I like the idea that Eliza is “honoring” the process, like the President. I think there is something there.
My mom gave me the portfolio sort of thing that she had carried through college (it was leather, had loose-leaf rings and zipped all around the sides). I used it in high school and wore it to shreds. She probably never gave it much more thought, but I always felt guilty because she had saved it for twenty years and then I trashed it. And when she was in college, she was self-sufficient, newly married–in a word, broke–so I imagined it was precious to her. And I didn’t honor it. I need to ask her about it now.
Back to the pencils–I wonder if this kind of superstition is a way to try to exert some control over a situation that is outside our control? Eliza doesn’t know what is going to be on that test, can’t cram any more into her head to be prepared but, by golly, she knows she will have her pencils! Michael Jordan doesn’t know whether he is bringing his A game on any given night, but he knows what shorts he’ll have on.

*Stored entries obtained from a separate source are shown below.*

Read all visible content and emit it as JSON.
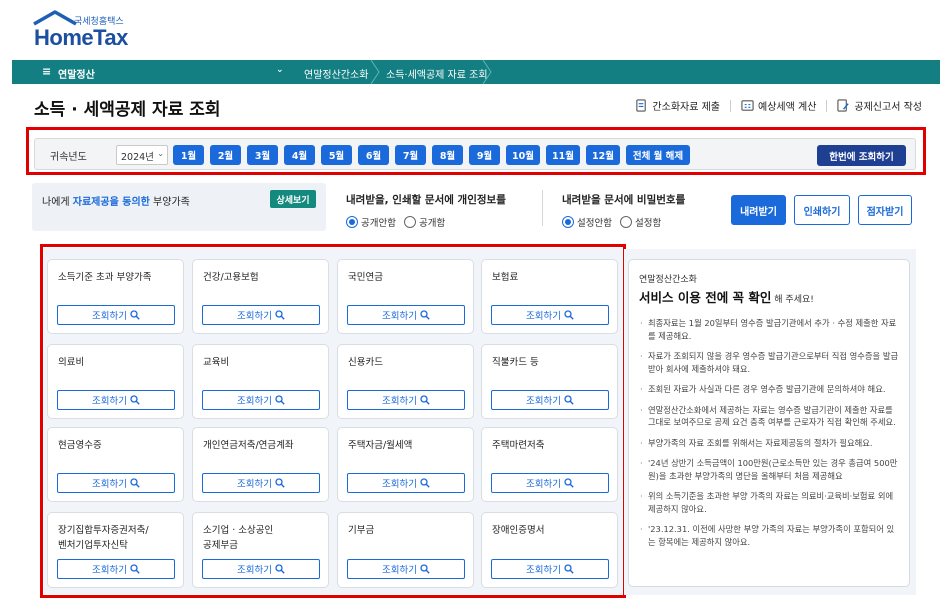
{
  "logo": {
    "subtitle": "국세청홈택스",
    "brand": "HomeTax"
  },
  "nav": {
    "menu_label": "연말정산",
    "crumb1": "연말정산간소화",
    "crumb2": "소득·세액공제 자료 조회"
  },
  "page_title": "소득 · 세액공제 자료 조회",
  "top_links": [
    {
      "label": "간소화자료 제출",
      "icon": "document-submit-icon"
    },
    {
      "label": "예상세액 계산",
      "icon": "calculator-icon"
    },
    {
      "label": "공제신고서 작성",
      "icon": "form-edit-icon"
    }
  ],
  "filter": {
    "year_label": "귀속년도",
    "year_value": "2024년",
    "months": [
      "1월",
      "2월",
      "3월",
      "4월",
      "5월",
      "6월",
      "7월",
      "8월",
      "9월",
      "10월",
      "11월",
      "12월"
    ],
    "all_clear": "전체 월 해제",
    "query_all": "한번에 조회하기"
  },
  "consent": {
    "prefix": "나에게 ",
    "highlight": "자료제공을 동의한",
    "suffix": " 부양가족",
    "detail_button": "상세보기"
  },
  "print_privacy": {
    "title": "내려받을, 인쇄할 문서에 개인정보를",
    "options": [
      "공개안함",
      "공개함"
    ],
    "selected": 0
  },
  "doc_password": {
    "title": "내려받을 문서에 비밀번호를",
    "options": [
      "설정안함",
      "설정함"
    ],
    "selected": 0
  },
  "actions": {
    "download": "내려받기",
    "print": "인쇄하기",
    "braille": "점자받기"
  },
  "cards": [
    {
      "title": "소득기준 초과 부양가족",
      "button": "조회하기"
    },
    {
      "title": "건강/고용보험",
      "button": "조회하기"
    },
    {
      "title": "국민연금",
      "button": "조회하기"
    },
    {
      "title": "보험료",
      "button": "조회하기"
    },
    {
      "title": "의료비",
      "button": "조회하기"
    },
    {
      "title": "교육비",
      "button": "조회하기"
    },
    {
      "title": "신용카드",
      "button": "조회하기"
    },
    {
      "title": "직불카드 등",
      "button": "조회하기"
    },
    {
      "title": "현금영수증",
      "button": "조회하기"
    },
    {
      "title": "개인연금저축/연금계좌",
      "button": "조회하기"
    },
    {
      "title": "주택자금/월세액",
      "button": "조회하기"
    },
    {
      "title": "주택마련저축",
      "button": "조회하기"
    },
    {
      "title": "장기집합투자증권저축/\n벤처기업투자신탁",
      "button": "조회하기"
    },
    {
      "title": "소기업 · 소상공인\n공제부금",
      "button": "조회하기"
    },
    {
      "title": "기부금",
      "button": "조회하기"
    },
    {
      "title": "장애인증명서",
      "button": "조회하기"
    }
  ],
  "notice": {
    "tag": "연말정산간소화",
    "headline": "서비스 이용 전에 꼭 확인",
    "headline_suffix": " 해 주세요!",
    "items": [
      "최종자료는 1월 20일부터 영수증 발급기관에서 추가 · 수정 제출한 자료를 제공해요.",
      "자료가 조회되지 않을 경우 영수증 발급기관으로부터 직접 영수증을 발급받아 회사에 제출하셔야 돼요.",
      "조회된 자료가 사실과 다른 경우 영수증 발급기관에 문의하셔야 해요.",
      "연말정산간소화에서 제공하는 자료는 영수증 발급기관이 제출한 자료를 그대로 보여주므로 공제 요건 충족 여부를 근로자가 직접 확인해 주세요.",
      "부양가족의 자료 조회를 위해서는 자료제공동의 절차가 필요해요.",
      "'24년 상반기 소득금액이 100만원(근로소득만 있는 경우 총급여 500만원)을 초과한 부양가족의 명단을 올해부터 처음 제공해요",
      "위의 소득기준을 초과한 부양 가족의 자료는 의료비·교육비·보험료 외에 제공하지 않아요.",
      "'23.12.31. 이전에 사망한 부양 가족의 자료는 부양가족이 포함되어 있는 항목에는 제공하지 않아요."
    ]
  },
  "colors": {
    "nav_bg": "#137f82",
    "primary": "#1b6adb",
    "dark_button": "#1f3f93",
    "highlight_box": "#e10000"
  }
}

If you live in a world where you don’t control very much at all, like our ancestors who did subsistence farming and hunted game and such, maybe throwing salt over your shoulder was a way to control things. My grandmother, who grew up in the appalachian mountains and lived that way, had a ton of superstitions. For instance, she always left through the same door she came in through, certain animals indicated good or bad luck, she planted her vegetables and treated her cattle by the signs of the moon. Oh, if somebody swept under your feet you would never get married (I think this one was to get the sitter to get up and do the sweeping herself!).

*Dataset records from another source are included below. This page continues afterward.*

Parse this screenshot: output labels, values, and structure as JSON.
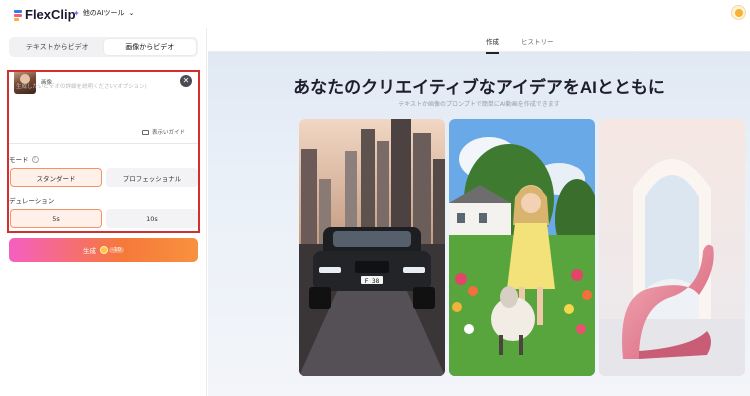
{
  "header": {
    "logo_text": "FlexClip",
    "ai_tools_label": "他のAIツール"
  },
  "left_panel": {
    "tabs": [
      {
        "label": "テキストからビデオ",
        "active": false
      },
      {
        "label": "画像からビデオ",
        "active": true
      }
    ],
    "image_label": "画像",
    "prompt_placeholder": "生成したいビデオの詳細を説明ください(オプション)",
    "guide_label": "表示いガイド",
    "mode_label": "モード",
    "mode_options": [
      {
        "label": "スタンダード",
        "selected": true
      },
      {
        "label": "プロフェッショナル",
        "selected": false
      }
    ],
    "duration_label": "デュレーション",
    "duration_options": [
      {
        "label": "5s",
        "selected": true
      },
      {
        "label": "10s",
        "selected": false
      }
    ],
    "generate_label": "生成",
    "generate_cost": "-10"
  },
  "main": {
    "tabs": [
      {
        "label": "作成",
        "active": true
      },
      {
        "label": "ヒストリー",
        "active": false
      }
    ],
    "headline": "あなたのクリエイティブなアイデアをAIとともに",
    "subheadline": "テキストか画像のプロンプトで簡単にAI動画を作成できます",
    "car_plate": "F 38"
  },
  "colors": {
    "accent_orange": "#f2936a",
    "highlight_red": "#d42f2f",
    "gradient_start": "#f45fc1",
    "gradient_end": "#f9913f"
  }
}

Eliza, maybe your willingness to give up the pencils means you are feeling a little more confident that you have some control over the outcome of the test (other than just bringing the right pencils)?
Comment by: Eliza
10I like the idea of honoring the process, and superstitious idiosyncrasies being a way to have some control over an otherwise uncertain situation. I did give up the pencils, but I wouldn’t say I was willing to do so - just that (like Julie Marie said about her mother’s scarf) I realized it wasn’t truly important to preserve them - it just felt like it was.

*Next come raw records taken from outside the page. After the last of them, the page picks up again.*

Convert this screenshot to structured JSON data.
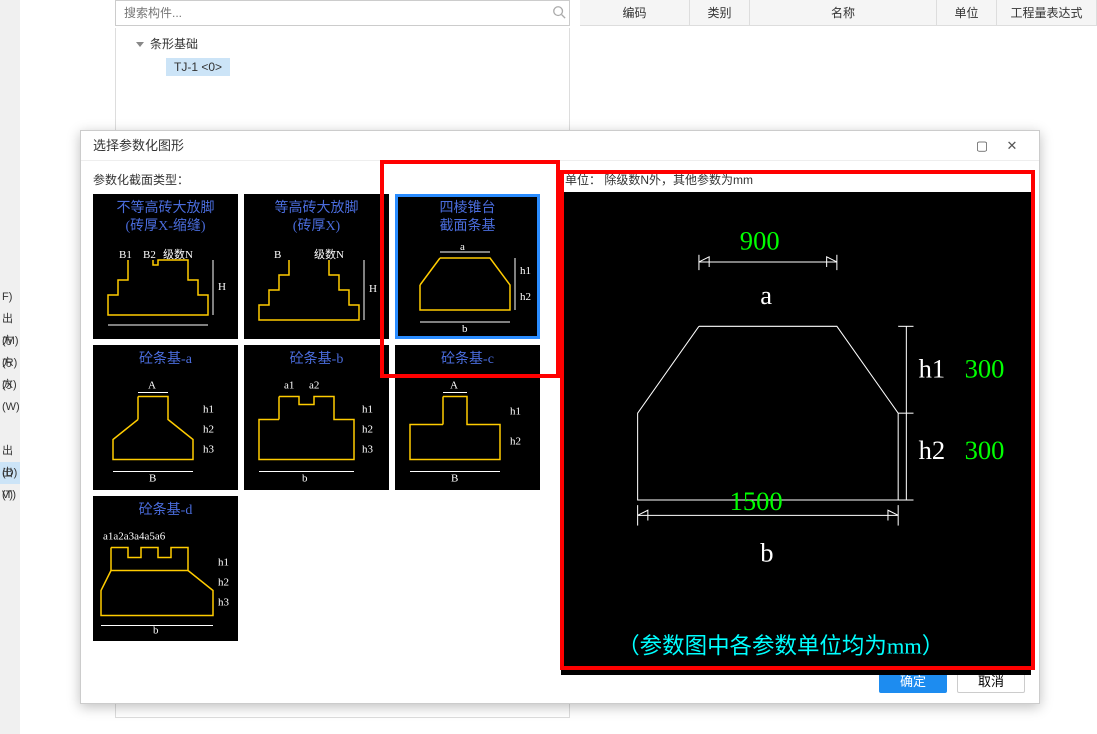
{
  "search": {
    "placeholder": "搜索构件..."
  },
  "tree": {
    "root": "条形基础",
    "child": "TJ-1 <0>"
  },
  "table": {
    "h1": "编码",
    "h2": "类别",
    "h3": "名称",
    "h4": "单位",
    "h5": "工程量表达式"
  },
  "sidebar_labels": [
    "",
    "",
    "",
    "",
    "",
    "",
    "",
    "",
    "",
    "",
    "",
    "",
    "",
    "F)",
    "出(M)",
    "方(R)",
    "方(X)",
    "方(W)",
    "",
    "",
    "出(D)",
    "出(T)",
    "V)"
  ],
  "dialog": {
    "title": "选择参数化图形",
    "left_label": "参数化截面类型：",
    "right_label": "单位： 除级数N外，其他参数为mm",
    "ok": "确定",
    "cancel": "取消"
  },
  "thumbs": [
    {
      "title1": "不等高砖大放脚",
      "title2": "(砖厚X-缩缝)"
    },
    {
      "title1": "等高砖大放脚",
      "title2": "(砖厚X)"
    },
    {
      "title1": "四棱锥台",
      "title2": "截面条基"
    },
    {
      "title1": "砼条基-a",
      "title2": ""
    },
    {
      "title1": "砼条基-b",
      "title2": ""
    },
    {
      "title1": "砼条基-c",
      "title2": ""
    },
    {
      "title1": "砼条基-d",
      "title2": ""
    }
  ],
  "preview": {
    "a_val": "900",
    "a_lbl": "a",
    "b_val": "1500",
    "b_lbl": "b",
    "h1_lbl": "h1",
    "h1_val": "300",
    "h2_lbl": "h2",
    "h2_val": "300",
    "note": "（参数图中各参数单位均为mm）"
  }
}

Isn’t it interesting how some of these are very personal for us, & maybe develop without our planning it, while others are cultural & would have to be learned - like salt over the shoulder, black cat crossing in front is bad luck, same with broken mirror or walking under a ladder.
Comment by: Pam Hogeweide
11i’m a bit late jumping in on this one, but helen i have to tell you that i just ordered this book less than a week ago. I’d never heard of the author until recently. I have a special interest in the pagan/magickal world view so this particular book intrigued me. So delighted to see it quoted and discussed here. Thanks!
Comment by: Peter Walker
12My agnostic sports fan friends (particularly soccer fans) are the most “magical” (superstitious) of anyone I know. Even moreso when they go to the Indian Casino. God forbid anyone has any “bad mojo” when they shoot craps with them!
It’s kind of funny, but can become tedious as well. I guess I hadn’t thought of it in terms of a “paradigm” or a worldview until now.
Comment by: Helen M.
13Pam I’ll be interested to hear what you think of the book! I love how the author analyses things. She asks great questions, is very self-aware and is open to changing her own viewpoint depending on what she learns.